Forgot to mention, check out the Hedgehog Welfare Society website for good info and links.


----------



## Jls (Aug 22, 2021)

ChloëMali said:


> Yes, I think quilling could have something to do with it. I also wonder if such frequent baths might be stressing her out. Every 4-5 days seems to be a little much, even when quilling. Keep an eye out for dry skin, because that could be irritating her as well. I'm not very knowledgeable on oatmeal baths, though, so you might wait for someone to weigh in on if the frequency is too much or not.  Just something to consider.

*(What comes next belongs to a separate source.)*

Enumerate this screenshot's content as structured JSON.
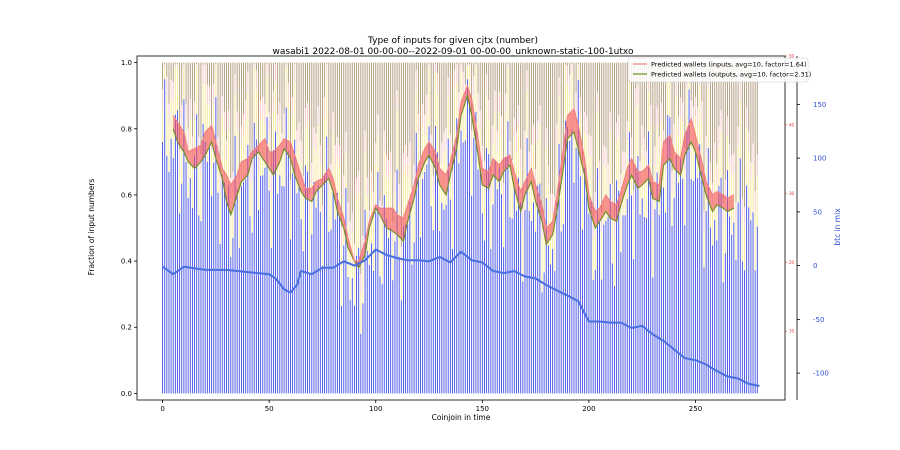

I understand not bathing them very often but my daughter's hedgehog walks through his poop on his wheel every day. She often has him in a little water cleaning his feet. Is this bad?


----------



## ChloëMali (Mar 25, 2020)

Jls said:


> I understand not bathing them very often but my daughter's hedgehog walks through his poop on his wheel every day. She often has him in a little water cleaning his feet. Is this bad?


That's definitely normal for hedgehogs! Mine has poop boots all the time. Foot baths are fine. I always try to clean my boy's feet off with a baby wipe first, but foot baths are totally okay. Just make sure the water isn't so deep that it turns into a full bath every time.


----------



## Ria (Aug 30, 2018)

Jls said:


> I understand not bathing them very often but my daughter's hedgehog walks through his poop on his wheel every day. She often has him in a little water cleaning his feet. Is this bad?


Totally normal, I got lucky as my girl tries to keep her own feet first, but I will always opt for trying damp paper towel and before putting her in a shallow water for a foot bath.


----------